Scolaire » Jurisprudence

Un proviseur peut modifier le service d'un enseignant (Conseil d'Etat, une analyse d'André Legrand)

Paru dans Scolaire le dimanche 26 juin 2022.

30% des classes de Math Spé sont des classes "étoilées" : l'objectif de ces classes est de préparer les élèves plus spécifiquement aux concours des écoles les plus renommées, telles Polytechnique ou les ENS. Ces classes sont des Math Spé, qui ont le même programme que les autres, mais le traitent de manière plus exigeante et plus pointue à destination des meilleurs élèves. Le fait d’y enseigner constitue donc une reconnaissance toute particulière pour le professeur concerné, qui le place dans l’élite du corps enseignant. On comprend, dans ces conditions qu’une professeure de chaire supérieure, agrégée de sciences industrielles de l’ingénieur au lycée du Parc à Lyon, ait très mal vécu ce qui lui est arrivé. Les professeurs de chaire supérieure sont des professeurs de prépa, agrégés de l'enseignement du second degré, promus dans ce corps, créé par le décret n° 68-503 du 30 mai 1968, par le ministre sur une liste d'aptitude établie annuellement par l'inspection générale. Ils sont un peu plus de 2000 sur le territoire national.

L’intéressée avait été affectée au lycée en septembre 2015 et devait assurer son service dans une classe étoilée 2PSI. Mais à la suite d’une inspection apparemment déclenchée à la demande des parents d’élèves, le proviseur du lycée a modifié son service début janvier 2016, en lui retirant les enseignements magistraux de physique et de sciences de l’ingénieur qu’elle dispensait dans la classe étoilée et en les remplaçant par des heures à effectuer en Math Sup. Ses recours hiérarchiques ayant été rejetés, l’intéressée a contesté cette décision devant le TA, relevant qu’un premier rapport d’inspection faisait état d’une possibilité de manipulation des élèves ayant enclenché les inspections auxquelles elle avait été soumise et des conditions défavorables lors de son arrivée dans la classe. Elle invoquait pour l’essentiel deux moyens : l’incompétence, le ministre étant, selon elle, seul compétent pour affecter les professeurs de chaire supérieure, et le détournement de pouvoir. Elle englobait aussi le rapport d’inspection ayant conduit à sa rétrogradation dans ses demandes d’annulation.

Sur ce point, rappelant une jurisprudence constante, la CAA, saisie d’un appel contre le jugement rendu par le TA de Lyon en mars 2018, qui rejetait les requêtes présentées, rappelle que "l’inspection d’un enseignant et le rapport qui en découle constituent des mesures qui ne sont pas susceptibles d’être directement attaquées par la voie du recours pour excès de pouvoir. Leur éventuelle irrégularité ne peut être invoquée qu’à l’appui de conclusions à fin d’annulation des mesures prises à l’égard de l’enseignant intéressé au vu de ce rapport". La requête est donc rejetée sur ce point.
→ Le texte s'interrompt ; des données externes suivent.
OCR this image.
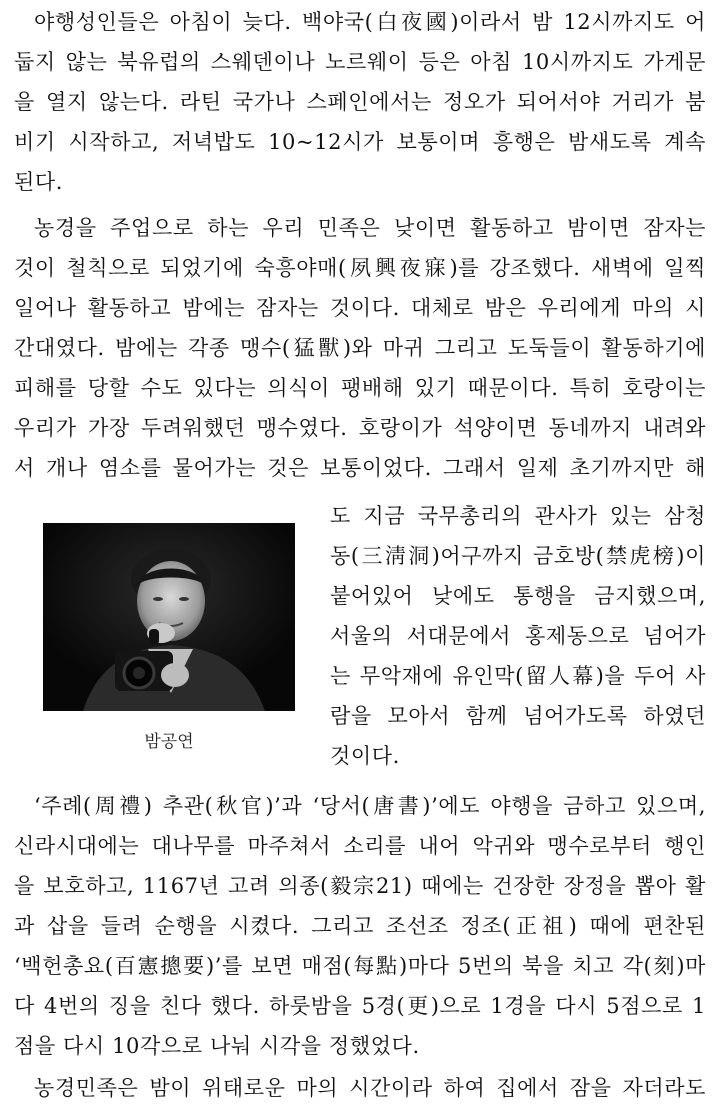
야행성인들은 아침이 늦다. 백야국(白夜國)이라서 밤 12시까지도 어
둡지 않는 북유럽의 스웨덴이나 노르웨이 등은 아침 10시까지도 가게문
을 열지 않는다. 라틴 국가나 스페인에서는 정오가 되어서야 거리가 붐
비기 시작하고, 저녁밥도 10~12시가 보통이며 흥행은 밤새도록 계속
된다.
농경을 주업으로 하는 우리 민족은 낮이면 활동하고 밤이면 잠자는
것이 철칙으로 되었기에 숙흥야매(夙興夜寐)를 강조했다. 새벽에 일찍
일어나 활동하고 밤에는 잠자는 것이다. 대체로 밤은 우리에게 마의 시
간대였다. 밤에는 각종 맹수(猛獸)와 마귀 그리고 도둑들이 활동하기에
피해를 당할 수도 있다는 의식이 팽배해 있기 때문이다. 특히 호랑이는
우리가 가장 두려워했던 맹수였다. 호랑이가 석양이면 동네까지 내려와
서 개나 염소를 물어가는 것은 보통이었다. 그래서 일제 초기까지만 해
도 지금 국무총리의 관사가 있는 삼청
동(三淸洞)어구까지 금호방(禁虎榜)이
붙어있어 낮에도 통행을 금지했으며,
서울의 서대문에서 홍제동으로 넘어가
는 무악재에 유인막(留人幕)을 두어 사
람을 모아서 함께 넘어가도록 하였던
것이다.
밤공연
‘주례(周禮) 추관(秋官)’과 ‘당서(唐書)’에도 야행을 금하고 있으며,
신라시대에는 대나무를 마주쳐서 소리를 내어 악귀와 맹수로부터 행인
을 보호하고, 1167년 고려 의종(毅宗21) 때에는 건장한 장정을 뽑아 활
과 삽을 들려 순행을 시켰다. 그리고 조선조 정조(正祖) 때에 편찬된
‘백헌총요(百憲摠要)’를 보면 매점(每點)마다 5번의 북을 치고 각(刻)마
다 4번의 징을 친다 했다. 하룻밤을 5경(更)으로 1경을 다시 5점으로 1
점을 다시 10각으로 나눠 시각을 정했었다.
농경민족은 밤이 위태로운 마의 시간이라 하여 집에서 잠을 자더라도
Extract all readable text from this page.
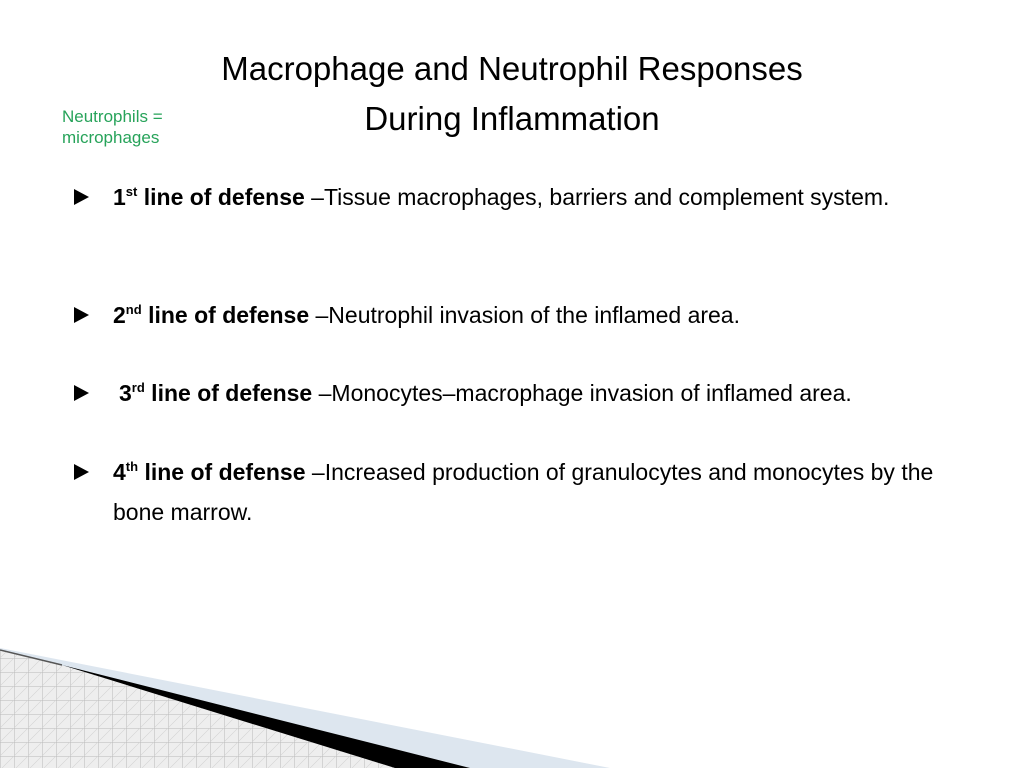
Macrophage and Neutrophil Responses
During Inflammation
Neutrophils =
microphages
1st line of defense –Tissue macrophages, barriers and complement system.
2nd line of defense –Neutrophil invasion of the inflamed area.
3rd line of defense –Monocytes–macrophage invasion of inflamed area.
4th line of defense –Increased production of granulocytes and monocytes by the bone marrow.
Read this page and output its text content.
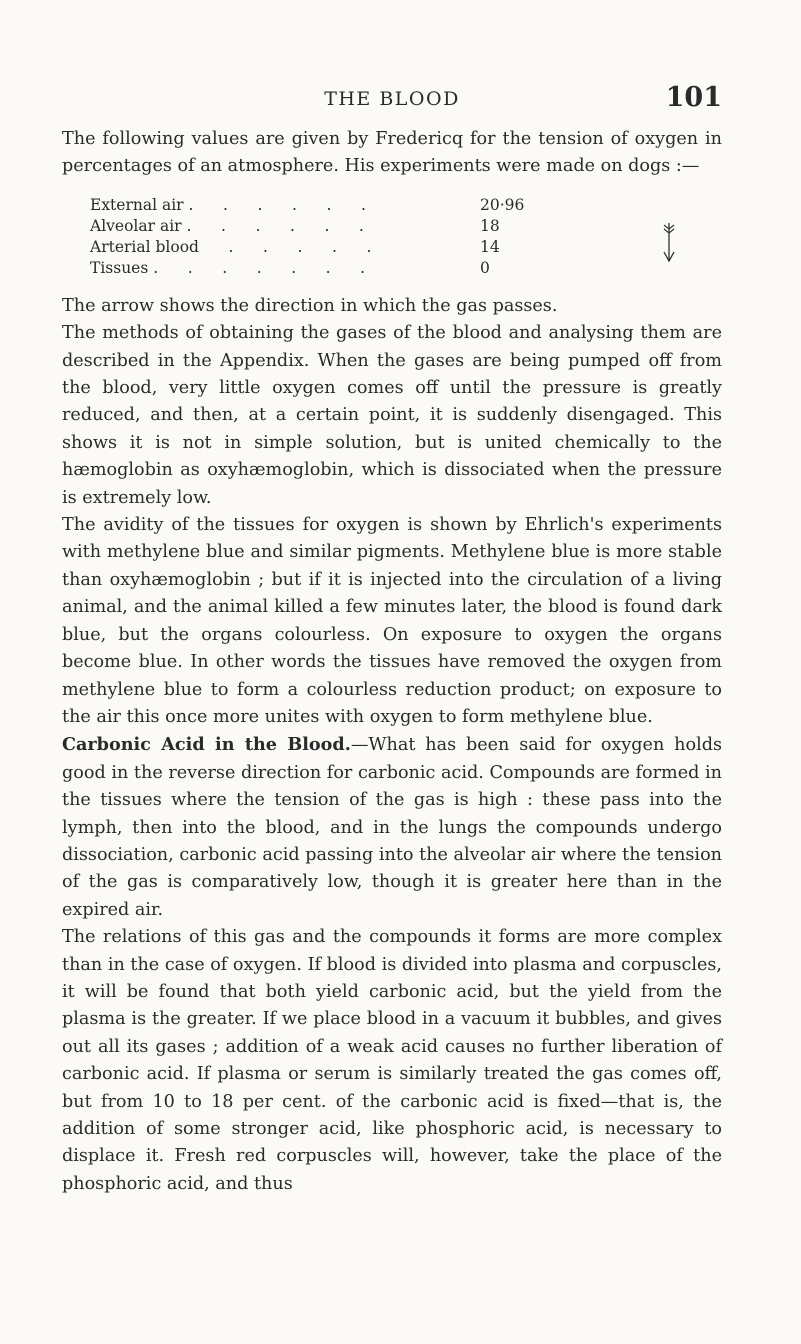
THE BLOOD	101

The following values are given by Fredericq for the tension of oxygen in percentages of an atmosphere. His experiments were made on dogs :—

External air .      .      .      .      .      .	20·96
Alveolar air .      .      .      .      .      .	18
Arterial blood      .      .      .      .      .	14
Tissues .      .      .      .      .      .      .	0

The arrow shows the direction in which the gas passes.

The methods of obtaining the gases of the blood and analysing them are described in the Appendix. When the gases are being pumped off from the blood, very little oxygen comes off until the pressure is greatly reduced, and then, at a certain point, it is suddenly disengaged. This shows it is not in simple solution, but is united chemically to the hæmoglobin as oxyhæmoglobin, which is dissociated when the pressure is extremely low.

The avidity of the tissues for oxygen is shown by Ehrlich's experiments with methylene blue and similar pigments. Methylene blue is more stable than oxyhæmoglobin ; but if it is injected into the circulation of a living animal, and the animal killed a few minutes later, the blood is found dark blue, but the organs colourless. On exposure to oxygen the organs become blue. In other words the tissues have removed the oxygen from methylene blue to form a colourless reduction product; on exposure to the air this once more unites with oxygen to form methylene blue.

Carbonic Acid in the Blood.—What has been said for oxygen holds good in the reverse direction for carbonic acid. Compounds are formed in the tissues where the tension of the gas is high : these pass into the lymph, then into the blood, and in the lungs the compounds undergo dissociation, carbonic acid passing into the alveolar air where the tension of the gas is comparatively low, though it is greater here than in the expired air.

The relations of this gas and the compounds it forms are more complex than in the case of oxygen. If blood is divided into plasma and corpuscles, it will be found that both yield carbonic acid, but the yield from the plasma is the greater. If we place blood in a vacuum it bubbles, and gives out all its gases ; addition of a weak acid causes no further liberation of carbonic acid. If plasma or serum is similarly treated the gas comes off, but from 10 to 18 per cent. of the carbonic acid is fixed—that is, the addition of some stronger acid, like phosphoric acid, is necessary to displace it. Fresh red corpuscles will, however, take the place of the phosphoric acid, and thus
En revanche, la modification du service fait grief : elle porte atteinte aux droits et prérogatives statutaires et elle entraîne une baisse de la rémunération de la professeure intéressée, qui perd des heures supplémentaires. La CAA de LYON avait considéré que le proviseur du lycée avait excédé sa compétence, en "modifiant la chaire" sur laquelle l’intéressée avait été nommée par décision ministérielle. Pour elle, "toute modification définitive du contenu de l’enseignement confié à un professeur de chaire supérieure s’analyse comme une modification de son affectation et seul le ministre de l’éducation nationale, autorité responsable des affectations des membres de ce corps est compétent pour la prononcer". Elle avait donc, sur cette base, annulé le jugement du TA et la décision du proviseur.

Le Conseil d’Etat lui donne tort. Il estime qu’un proviseur est compétent pour fixer et éventuellement modifier le service effectué dans son établissement, même s’agissant de professeurs de chaire supérieure, et il juge que la CAA a commis une erreur de droit en décidant qu’une simple attribution d’un nouveau service constituait une modification de l’affectation du professeur concerné. Il annule l’arrêt de la CAA et lui renvoie l’affaire pour réexamen.